Anggota Komisi III DPR RI Fraksi PKS, Nasir Djamil, menilai aturan pemeriksaan prajurit TNI yang terlibat kasus hukum harus izin kepada komandan tidak melanggar hukum. Nasir menyebut aturan itu sesuai dengan undang-undang peradilan militer.
"Ini sesuai UU No 31 Tahun 1997 tentang peradilan militer. Jadi tidak ada hukum yang dilanggar, ini lebih kepada prosedur. Dengan diketahui Dansat, diharapkan akan meminimalisir benturan dan masalah diketahui sehingga dapat ditindaklanjuti. Disamping itu, ada asas kesatuan komando dalam UU No 31/1997," kata Nasir kepada wartawan, Rabu (24/11/2021).
Nasir mengatakan bahwa jika dilihat secara sepintas, aturan ini melanggar asas hukum. Akan tetapi, prosedur pemeriksaan di TNI, kata Nasir, memang harus seizin komandan satuan.
SCROLL TO CONTINUE WITH CONTENT
"Memang secara sepintas, hal itu melanggar asas hukum bahwa semua orang sama di depan hukum, tak terkecuali anggota TNI. Begitu pun sepengetahuan saya, jangankan Polri, Polisi Militer saat memanggil saksi maupun tersangka yang merupakan anggota TNI untuk diperiksa harus mendapat izin Dansat-nya selalu Ankum. Belum pernah penyidik polisi militer memanggil langsung tanpa melalui Dansat-nya," sebutnya.
Nasir mengatakan setiap komandan mengetahui tugas dan penempatan prajuritnya. Prajurit TNI, sebut Nasir, bisa saja tak hadir pemeriksaan karena dalam tugas yang tidak bisa ditinggalkan.
"Bila tidak melalui Dansat bisa saja terjadi anggota TNI sedang melaksanakan tugas, tidak bisa hadir sebagai saksi sampai panggilan ketiga. Bisa saja anggota TNI itu dikatakan melanggar kewajibannya untuk dipanggil sebagai saksi," ujar dia.
"Bila melalui Dansat, akan diketahui anggota yang dipanggil sedang bertugas atau tidak, bisa dihadirkan atau tidak dan bila ada kemungkinan merupakan tersangka maka akan bisa langsung dilakukan pengamanan terhadap anggota TNI itu," lanjutnya.
Lebih lanjut, Nasir menilai, jika adanya potensi prajurit TNI kebal terhadap pidana atau impunitas, undang-undang yang mengatur prosedur pemeriksaan itu bisa dilakukan uji materi.
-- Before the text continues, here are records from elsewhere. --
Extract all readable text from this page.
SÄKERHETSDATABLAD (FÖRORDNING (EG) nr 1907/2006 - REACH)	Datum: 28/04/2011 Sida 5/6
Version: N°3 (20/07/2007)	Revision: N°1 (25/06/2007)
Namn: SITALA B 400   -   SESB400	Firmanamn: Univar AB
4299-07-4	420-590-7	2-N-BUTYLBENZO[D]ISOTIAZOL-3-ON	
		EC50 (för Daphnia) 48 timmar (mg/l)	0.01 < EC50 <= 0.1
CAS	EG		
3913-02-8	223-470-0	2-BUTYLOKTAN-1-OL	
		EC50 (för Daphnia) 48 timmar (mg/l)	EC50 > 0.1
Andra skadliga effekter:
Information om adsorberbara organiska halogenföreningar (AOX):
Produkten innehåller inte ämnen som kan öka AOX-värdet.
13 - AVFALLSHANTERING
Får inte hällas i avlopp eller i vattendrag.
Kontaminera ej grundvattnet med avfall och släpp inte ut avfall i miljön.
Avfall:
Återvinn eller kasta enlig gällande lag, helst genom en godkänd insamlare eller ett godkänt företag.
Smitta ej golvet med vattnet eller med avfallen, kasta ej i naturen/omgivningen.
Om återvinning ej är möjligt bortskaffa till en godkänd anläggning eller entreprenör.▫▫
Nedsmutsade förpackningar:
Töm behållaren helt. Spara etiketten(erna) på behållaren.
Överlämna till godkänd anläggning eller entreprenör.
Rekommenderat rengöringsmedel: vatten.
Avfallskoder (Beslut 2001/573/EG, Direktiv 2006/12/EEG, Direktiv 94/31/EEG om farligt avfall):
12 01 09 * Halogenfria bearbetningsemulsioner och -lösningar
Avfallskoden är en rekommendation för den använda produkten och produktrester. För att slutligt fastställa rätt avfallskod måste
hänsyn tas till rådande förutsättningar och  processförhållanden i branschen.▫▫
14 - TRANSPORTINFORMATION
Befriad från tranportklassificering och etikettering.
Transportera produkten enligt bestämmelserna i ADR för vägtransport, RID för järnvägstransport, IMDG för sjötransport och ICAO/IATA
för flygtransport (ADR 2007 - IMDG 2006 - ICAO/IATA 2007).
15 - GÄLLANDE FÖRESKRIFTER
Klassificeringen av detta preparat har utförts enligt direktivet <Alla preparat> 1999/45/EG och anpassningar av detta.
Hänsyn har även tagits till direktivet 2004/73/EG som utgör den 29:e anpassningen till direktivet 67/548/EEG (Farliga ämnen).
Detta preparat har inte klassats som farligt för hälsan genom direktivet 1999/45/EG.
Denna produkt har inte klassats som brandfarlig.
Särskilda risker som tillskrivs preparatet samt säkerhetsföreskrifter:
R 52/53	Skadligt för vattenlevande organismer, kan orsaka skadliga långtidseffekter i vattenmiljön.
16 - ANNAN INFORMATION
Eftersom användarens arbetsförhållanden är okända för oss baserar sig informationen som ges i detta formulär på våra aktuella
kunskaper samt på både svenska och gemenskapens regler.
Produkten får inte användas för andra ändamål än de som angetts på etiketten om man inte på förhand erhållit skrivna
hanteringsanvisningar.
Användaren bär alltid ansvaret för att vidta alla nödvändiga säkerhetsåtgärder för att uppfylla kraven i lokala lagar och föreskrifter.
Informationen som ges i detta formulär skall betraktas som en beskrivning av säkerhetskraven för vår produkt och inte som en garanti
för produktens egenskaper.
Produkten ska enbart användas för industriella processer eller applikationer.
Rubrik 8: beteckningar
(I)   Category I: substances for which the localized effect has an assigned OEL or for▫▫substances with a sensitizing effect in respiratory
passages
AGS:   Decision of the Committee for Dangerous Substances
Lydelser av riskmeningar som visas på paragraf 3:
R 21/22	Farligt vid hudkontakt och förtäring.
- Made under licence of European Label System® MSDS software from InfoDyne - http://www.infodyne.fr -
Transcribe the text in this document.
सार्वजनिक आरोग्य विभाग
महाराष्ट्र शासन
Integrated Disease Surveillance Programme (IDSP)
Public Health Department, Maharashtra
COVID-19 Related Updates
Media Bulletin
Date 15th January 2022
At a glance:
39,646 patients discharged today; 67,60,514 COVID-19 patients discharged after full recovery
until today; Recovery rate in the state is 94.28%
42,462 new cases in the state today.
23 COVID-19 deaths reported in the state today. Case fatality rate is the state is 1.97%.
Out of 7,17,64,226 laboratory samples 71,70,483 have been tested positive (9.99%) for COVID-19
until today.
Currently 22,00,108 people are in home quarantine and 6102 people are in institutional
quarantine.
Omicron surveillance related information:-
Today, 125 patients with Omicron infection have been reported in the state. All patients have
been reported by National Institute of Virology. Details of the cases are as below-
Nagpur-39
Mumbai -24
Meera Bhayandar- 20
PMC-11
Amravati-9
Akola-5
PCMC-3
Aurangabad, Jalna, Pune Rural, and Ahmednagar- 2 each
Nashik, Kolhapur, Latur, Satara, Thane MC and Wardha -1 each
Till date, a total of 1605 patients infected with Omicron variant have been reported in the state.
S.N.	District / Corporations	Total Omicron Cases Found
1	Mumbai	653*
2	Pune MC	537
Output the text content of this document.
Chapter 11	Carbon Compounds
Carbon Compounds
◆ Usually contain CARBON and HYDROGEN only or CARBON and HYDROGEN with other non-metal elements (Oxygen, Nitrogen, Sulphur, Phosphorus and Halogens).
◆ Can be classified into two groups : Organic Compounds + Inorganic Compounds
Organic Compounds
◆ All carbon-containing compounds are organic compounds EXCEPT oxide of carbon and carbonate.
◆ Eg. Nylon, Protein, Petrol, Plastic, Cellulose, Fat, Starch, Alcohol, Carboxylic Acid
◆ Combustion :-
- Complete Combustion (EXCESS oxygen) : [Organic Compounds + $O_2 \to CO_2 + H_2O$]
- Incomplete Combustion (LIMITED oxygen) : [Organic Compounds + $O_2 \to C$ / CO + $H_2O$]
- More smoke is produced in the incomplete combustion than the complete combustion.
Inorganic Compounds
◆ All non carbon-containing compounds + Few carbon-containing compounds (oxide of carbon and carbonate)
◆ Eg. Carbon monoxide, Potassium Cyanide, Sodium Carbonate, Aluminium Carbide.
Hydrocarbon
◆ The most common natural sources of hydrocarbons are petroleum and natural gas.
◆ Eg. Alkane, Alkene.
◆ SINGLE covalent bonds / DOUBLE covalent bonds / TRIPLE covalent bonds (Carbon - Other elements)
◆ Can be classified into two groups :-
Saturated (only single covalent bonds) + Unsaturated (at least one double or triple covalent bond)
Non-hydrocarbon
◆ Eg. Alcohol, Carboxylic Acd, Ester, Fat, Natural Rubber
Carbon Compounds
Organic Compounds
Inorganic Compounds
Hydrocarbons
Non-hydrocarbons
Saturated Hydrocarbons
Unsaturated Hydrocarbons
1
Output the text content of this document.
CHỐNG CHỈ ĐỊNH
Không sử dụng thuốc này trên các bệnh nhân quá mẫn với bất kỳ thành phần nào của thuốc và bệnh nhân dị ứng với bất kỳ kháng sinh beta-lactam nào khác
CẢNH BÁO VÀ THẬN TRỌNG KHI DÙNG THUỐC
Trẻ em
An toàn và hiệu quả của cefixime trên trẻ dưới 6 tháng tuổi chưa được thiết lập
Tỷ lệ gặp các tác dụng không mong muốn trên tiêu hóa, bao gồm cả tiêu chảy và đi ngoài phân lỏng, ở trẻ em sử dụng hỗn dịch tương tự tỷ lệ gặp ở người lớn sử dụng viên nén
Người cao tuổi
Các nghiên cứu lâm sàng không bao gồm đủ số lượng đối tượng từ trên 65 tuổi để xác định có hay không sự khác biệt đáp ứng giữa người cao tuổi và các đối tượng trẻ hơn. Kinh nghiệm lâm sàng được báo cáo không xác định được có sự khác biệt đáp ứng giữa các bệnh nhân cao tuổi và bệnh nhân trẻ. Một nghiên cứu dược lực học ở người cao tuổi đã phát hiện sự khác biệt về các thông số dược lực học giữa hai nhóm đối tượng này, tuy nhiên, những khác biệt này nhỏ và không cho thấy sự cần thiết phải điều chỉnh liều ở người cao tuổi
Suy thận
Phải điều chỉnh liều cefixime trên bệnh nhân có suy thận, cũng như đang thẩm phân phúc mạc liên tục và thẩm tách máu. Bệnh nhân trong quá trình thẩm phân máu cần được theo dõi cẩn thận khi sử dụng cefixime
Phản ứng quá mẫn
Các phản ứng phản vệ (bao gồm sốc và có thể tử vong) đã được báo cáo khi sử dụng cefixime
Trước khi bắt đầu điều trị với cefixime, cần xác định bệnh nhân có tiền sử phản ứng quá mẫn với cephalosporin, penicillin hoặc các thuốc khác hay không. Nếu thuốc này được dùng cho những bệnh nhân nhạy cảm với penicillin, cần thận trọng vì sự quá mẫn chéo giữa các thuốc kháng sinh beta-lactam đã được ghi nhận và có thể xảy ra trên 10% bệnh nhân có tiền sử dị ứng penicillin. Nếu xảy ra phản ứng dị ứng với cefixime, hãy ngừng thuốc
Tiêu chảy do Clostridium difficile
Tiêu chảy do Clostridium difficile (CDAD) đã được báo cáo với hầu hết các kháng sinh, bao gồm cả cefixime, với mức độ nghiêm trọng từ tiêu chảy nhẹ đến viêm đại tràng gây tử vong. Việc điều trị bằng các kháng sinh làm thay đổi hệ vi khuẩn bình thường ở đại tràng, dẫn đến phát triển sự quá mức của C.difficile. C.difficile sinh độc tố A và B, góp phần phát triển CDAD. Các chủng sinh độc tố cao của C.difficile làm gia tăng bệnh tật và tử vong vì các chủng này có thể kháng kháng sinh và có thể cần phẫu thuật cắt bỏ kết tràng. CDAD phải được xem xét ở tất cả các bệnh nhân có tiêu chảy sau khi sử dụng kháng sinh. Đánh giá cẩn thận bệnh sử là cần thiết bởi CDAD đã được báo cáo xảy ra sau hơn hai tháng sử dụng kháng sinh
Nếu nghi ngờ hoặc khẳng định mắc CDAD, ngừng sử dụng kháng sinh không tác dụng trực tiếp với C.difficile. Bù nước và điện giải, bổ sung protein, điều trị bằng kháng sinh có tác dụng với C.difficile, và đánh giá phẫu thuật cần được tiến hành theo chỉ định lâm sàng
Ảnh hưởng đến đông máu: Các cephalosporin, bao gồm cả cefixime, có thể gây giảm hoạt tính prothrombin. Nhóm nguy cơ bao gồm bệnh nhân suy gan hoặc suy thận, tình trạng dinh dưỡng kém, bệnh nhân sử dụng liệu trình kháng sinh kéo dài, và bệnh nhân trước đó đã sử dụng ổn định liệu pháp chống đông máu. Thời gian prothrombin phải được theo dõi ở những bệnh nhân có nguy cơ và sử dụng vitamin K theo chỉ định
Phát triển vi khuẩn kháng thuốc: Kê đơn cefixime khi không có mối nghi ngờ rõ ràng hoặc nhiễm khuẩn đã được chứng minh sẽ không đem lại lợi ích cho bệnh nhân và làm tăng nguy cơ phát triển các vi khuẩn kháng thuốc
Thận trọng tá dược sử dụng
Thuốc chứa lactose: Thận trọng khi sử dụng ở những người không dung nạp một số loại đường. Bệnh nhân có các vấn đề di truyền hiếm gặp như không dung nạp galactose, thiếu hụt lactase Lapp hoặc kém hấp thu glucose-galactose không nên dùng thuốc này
"Jika kita khawatir akan adanya impunitas bagi anggota TNI, maka jalur hukum melalui uji materi dapat dipertimbangkan," jelasnya.
Kontras Minta Aturan Dicabut
Komisi untuk Orang Hilang dan Tindak Kekerasan (KontraS) meminta Panglima TNI Jenderal Andika Perkasa mencabut surat telegram yang mengatur tentang prosedur prajurit TNI jika dipanggil aparat penegak hukum (APH), yakni polisi, jaksa, hingga KPK. KontraS menilai aturan tersebut semakin memberatkan penegakan hukum di tubuh TNI.
"Dengan adanya aturan pemanggilan tentara harus mengetahui pimpinan satuan, semakin memberatkan mekanisme penegakan hukum," kata Wakil Koordinator II KontraS Rivanlee Anandar kepada wartawan, Rabu (24/11/2021).
Rivanlee mengatakan surat yang dikeluarkan Panglima TNI yang lalu, Marsekal Hadi Tjahjanto, semakin memperkuat impunitas terhadap TNI. Selain tak lazim, aturan ini, menurutnya, bisa berdampak pada TNI menjadi kebal hukuman pidana.
"Karena selama ini proses pelanggaran oleh TNI dilakukan melalui mekanisme internal militer, maka ketika adanya aturan tersebut akan melahirkan impunitas di tubuh TNI, yang pada akhirnya bisa berpotensi TNI menjadi 'kebal pidana' dan dapat melakukan tindakan apa saja karena ada upaya 'perlindungan' dari atasan yang mana sejauh ini lazim terjadi sebelum adanya aturan tersebut," jelasnya.